Cravaté de vert, Jean-Marie Le Pen reçoit dans son bureau de Nanterre, au siège du Front national. Sur son bureau trônent la figurine d'un coq gaulois et quelques photos. À deux semaines du premier tour, le président d'honneur du FN, cinq fois candidat à la présidentielle, estime que Nicolas Sarkozy ne pourra pas de nouveau siphonner les voix frontistes, comme il l'avait réussi en 2007.
Le Point.fr : Il semblerait qu'il y a un "état de vigilance orange" autour de vous. On vous bâillonne ?
Jean-Marie Le Pen : Le quidam qui a dit cela prend ses désirs pour des réalités ! Si je suis sorti par la porte, ce n'est pas pour rentrer par la fenêtre. Personne ne m'empêchera jamais de dire ce que je pense : je suis un homme politique en exercice, car je suis député européen et conseiller régional. Mais il est sûr que mon influence doit gêner certaines personnes qui voudraient modifier la ligne ou l'équilibre interne du FN. Je sais aussi quelles sont les contraintes des campagnes électorales, donc je m'efforce d'être utile à la campagne de Marine Le Pen. Il peut y avoir des choses que je considère comme utiles à la campagne et que d'autres jugent dangereuses ou superflues ! Ce qui est sûr, c'est que l'on sait qu'il y a un espace historique tabou, alors on ne s'y approche pas !
Citer Brasillach, était-ce utile à la campagne de Marine Le Pen ?
Je n'ai pas fait de discours sur Brasillach, j'ai cité un poème ! Croyez-vous que j'aurais dû m'autocensurer ? Aurais-je dû m'interdire de citer le nom d'un écrivain français au prétexte qu'il a été fusillé à la Libération ?
En tant que présidente du FN et candidate à l'Élysée, Marine Le Pen est très exposée. Quel sentiment cela inspire au père que vous êtes ?
J'ai un peu peur pour elle. Je sais quels sont les risques dans les fonctions qui sont les siennes. Marine Le Pen est la seule qui fasse l'objet d'appels à la violence comme celui du maire de Toulouse, Pierre Cohen, qui a appelé à l'éradication du FN, y compris par la force, ou bien de la part des militants de Jean-Luc Mélenchon qui l'empêchent de faire sa campagne.
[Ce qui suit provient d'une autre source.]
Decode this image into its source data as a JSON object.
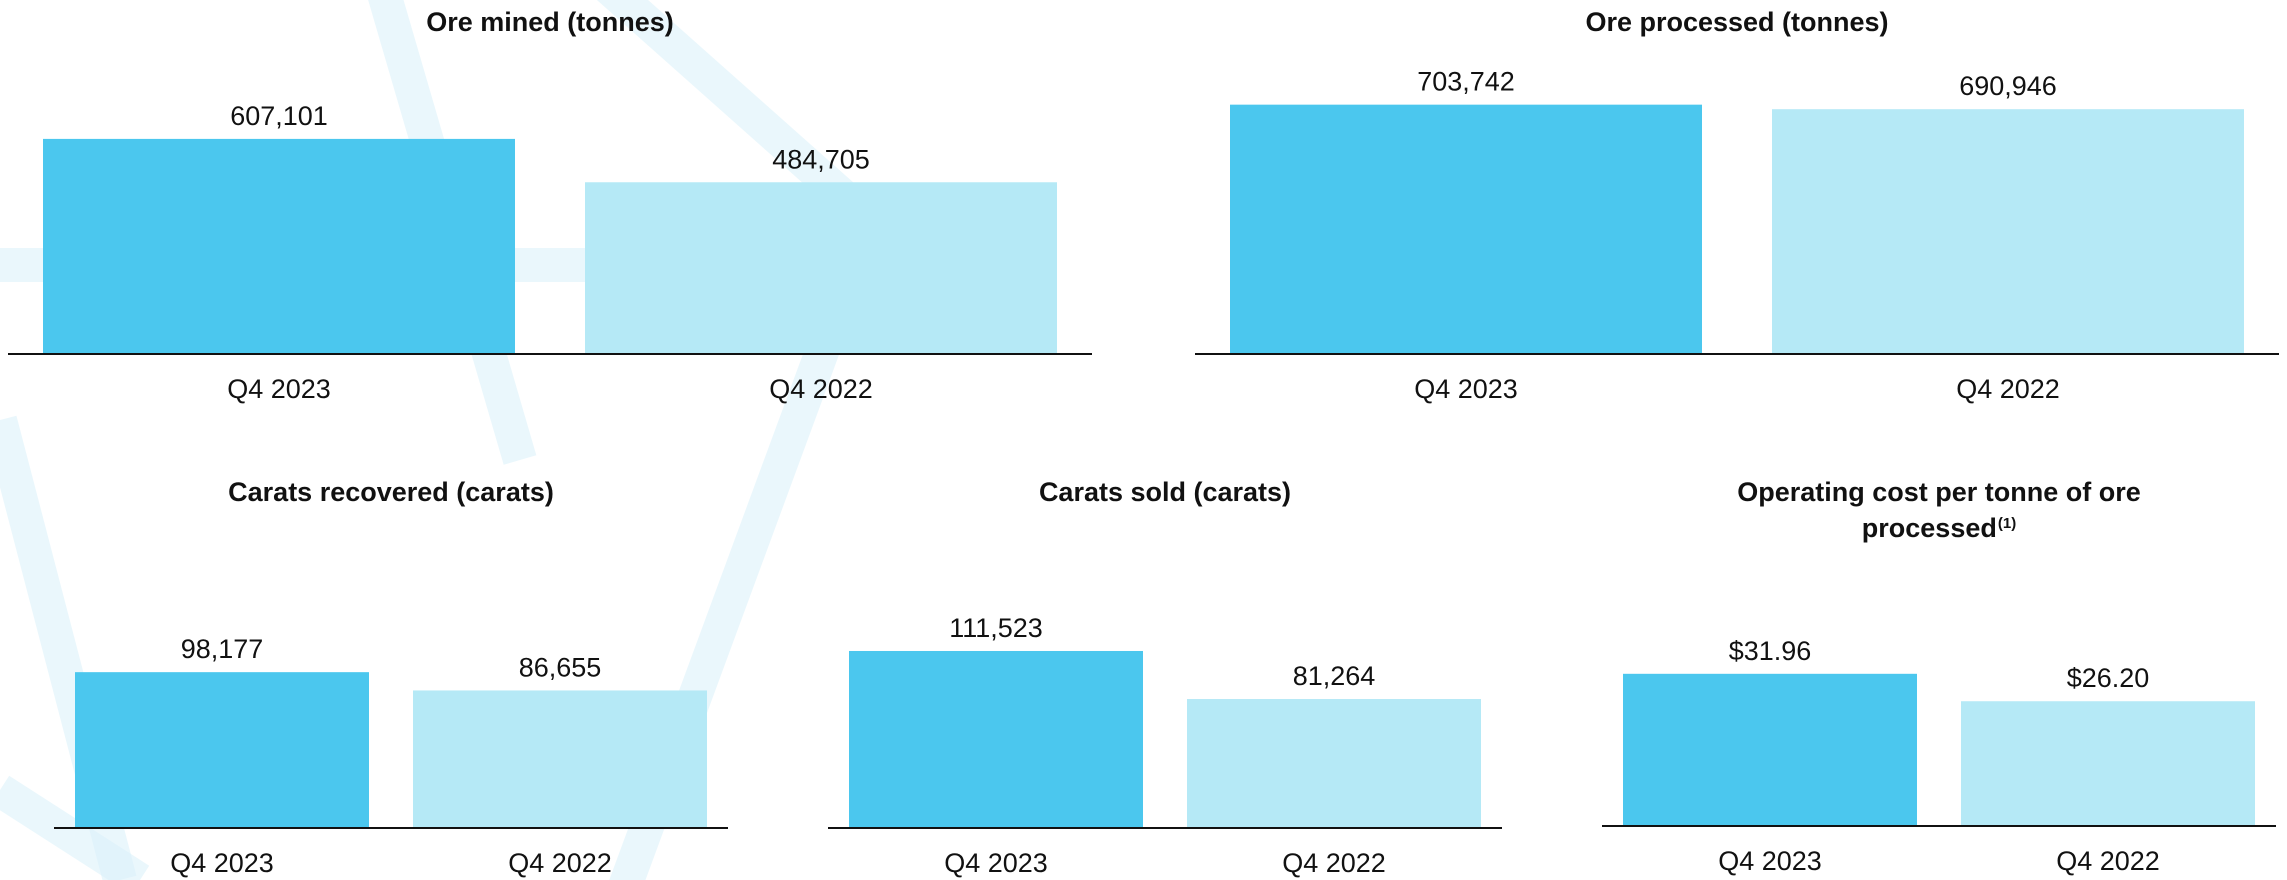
{
  "chart_data": [
    {
      "type": "bar",
      "title": "Ore mined (tonnes)",
      "categories": [
        "Q4 2023",
        "Q4 2022"
      ],
      "values": [
        607101,
        484705
      ],
      "value_labels": [
        "607,101",
        "484,705"
      ],
      "ylim": [
        0,
        720000
      ],
      "grid": false,
      "colors": [
        "#4bc7ee",
        "#b5e9f6"
      ]
    },
    {
      "type": "bar",
      "title": "Ore processed (tonnes)",
      "categories": [
        "Q4 2023",
        "Q4 2022"
      ],
      "values": [
        703742,
        690946
      ],
      "value_labels": [
        "703,742",
        "690,946"
      ],
      "ylim": [
        0,
        720000
      ],
      "grid": false,
      "colors": [
        "#4bc7ee",
        "#b5e9f6"
      ]
    },
    {
      "type": "bar",
      "title": "Carats recovered (carats)",
      "categories": [
        "Q4 2023",
        "Q4 2022"
      ],
      "values": [
        98177,
        86655
      ],
      "value_labels": [
        "98,177",
        "86,655"
      ],
      "ylim": [
        0,
        135000
      ],
      "grid": false,
      "colors": [
        "#4bc7ee",
        "#b5e9f6"
      ]
    },
    {
      "type": "bar",
      "title": "Carats sold (carats)",
      "categories": [
        "Q4 2023",
        "Q4 2022"
      ],
      "values": [
        111523,
        81264
      ],
      "value_labels": [
        "111,523",
        "81,264"
      ],
      "ylim": [
        0,
        135000
      ],
      "grid": false,
      "colors": [
        "#4bc7ee",
        "#b5e9f6"
      ]
    },
    {
      "type": "bar",
      "title": "Operating cost per tonne of ore processed",
      "title_superscript": "(1)",
      "categories": [
        "Q4 2023",
        "Q4 2022"
      ],
      "values": [
        31.96,
        26.2
      ],
      "value_labels": [
        "$31.96",
        "$26.20"
      ],
      "ylim": [
        0,
        45
      ],
      "grid": false,
      "colors": [
        "#4bc7ee",
        "#b5e9f6"
      ]
    }
  ]
}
Marine Le Pen est consciente des risques de sa mission. D'ailleurs, elle en a fait la première l'expérience quand elle était petite fille lorsque mon appartement a explosé (en novembre 1976, NDLR) . Donc, Marine Le Pen sait que sa mission est dangereuse et elle l'assume.
Depuis quelques semaines, Marine Le Pen est revenue aux fondamentaux du FN que sont l'immigration et la sécurité. Vous êtes satisfait ?
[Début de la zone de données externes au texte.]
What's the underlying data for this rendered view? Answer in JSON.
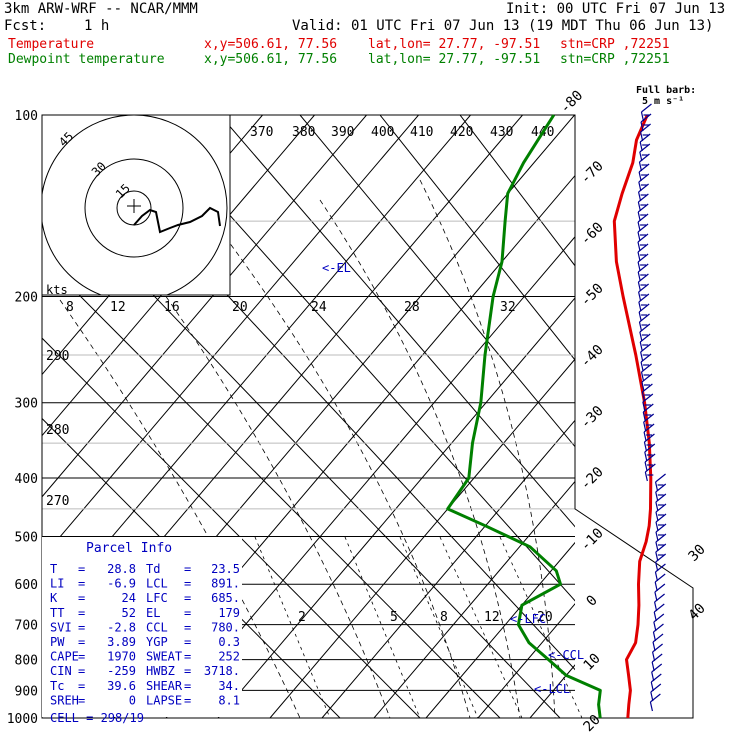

Non, elle n'en parle pas davantage, elle n'en parle pas beaucoup. À mon avis, c'est un sujet essentiel. Ce n'est peut-être pas ce qui est ressenti par l'opinion, mais ce n'est pas toujours le malade qui est le meilleur juge de sa maladie : c'est le médecin ! Moi, j'aurais souhaité que Marine Le Pen fasse une communication solennelle sur le sujet, qu'elle lance un avertissement solennel à la nation française du risque mortel qu'elle court aujourd'hui.
Nous vivons le début du commencement d'un phénomène : celui de l'immigration massive. Si on ne s'oppose pas à ce torrent migratoire, il nous submergera : pas dans des décennies, mais dans les années qui viennent. L'immigration massive - une politique suivie pendant 35 ans qui a fait entrer plus de 12 millions d'étrangers en France - a des conséquences sur la sécurité, le chômage, les équilibres financiers, la dégradation de l'école...
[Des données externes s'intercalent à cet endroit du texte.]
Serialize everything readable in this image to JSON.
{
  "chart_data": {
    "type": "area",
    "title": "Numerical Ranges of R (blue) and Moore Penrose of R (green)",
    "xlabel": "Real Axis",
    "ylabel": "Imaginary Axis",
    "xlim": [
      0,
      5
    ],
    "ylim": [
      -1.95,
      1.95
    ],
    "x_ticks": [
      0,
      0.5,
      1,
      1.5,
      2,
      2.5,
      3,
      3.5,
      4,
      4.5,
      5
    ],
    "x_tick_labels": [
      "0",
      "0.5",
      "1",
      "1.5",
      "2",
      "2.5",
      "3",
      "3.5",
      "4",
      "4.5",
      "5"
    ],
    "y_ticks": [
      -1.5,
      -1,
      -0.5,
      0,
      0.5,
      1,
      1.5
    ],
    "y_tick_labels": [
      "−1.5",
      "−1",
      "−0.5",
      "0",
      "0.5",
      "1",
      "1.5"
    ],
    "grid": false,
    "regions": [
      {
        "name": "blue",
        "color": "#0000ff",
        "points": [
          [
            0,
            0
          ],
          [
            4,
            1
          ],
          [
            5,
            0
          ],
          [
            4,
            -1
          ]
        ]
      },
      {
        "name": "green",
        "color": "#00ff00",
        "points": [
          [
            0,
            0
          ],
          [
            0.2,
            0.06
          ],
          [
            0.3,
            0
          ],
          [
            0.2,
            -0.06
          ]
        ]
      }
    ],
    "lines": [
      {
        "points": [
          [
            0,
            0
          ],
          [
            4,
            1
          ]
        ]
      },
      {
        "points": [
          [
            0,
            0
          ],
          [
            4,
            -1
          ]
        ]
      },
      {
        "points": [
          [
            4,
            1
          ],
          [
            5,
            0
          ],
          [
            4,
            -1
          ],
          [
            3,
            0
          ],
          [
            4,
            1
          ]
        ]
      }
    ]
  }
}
Sur la question de la sortie de l'euro, Marine Le Pen a finalement fait un pas de côté en proposant de consulter les Français par un référendum... N'a-t-elle pas été trop loin sur ce sujet ?
La question de sortie de l'euro a été mal comprise par l'opinion. Sur ce sujet, Marine Le Pen a peut-être négligé l'aspect purement électoral. Les grandes mutations doivent être préparées psychologiquement et politiquement. Moi, personnellement, j'aurais dit : l'euro va s'écrouler, donc, on va se préparer à la catastrophe. Mais j'ai ma propre ligne de pensée, ma sensibilité et Marine Le Pen a la sienne. C'est bien normal.
Comment pouvez-vous éviter que Nicolas Sarkozy siphonne les voix du FN, comme en 2007 ?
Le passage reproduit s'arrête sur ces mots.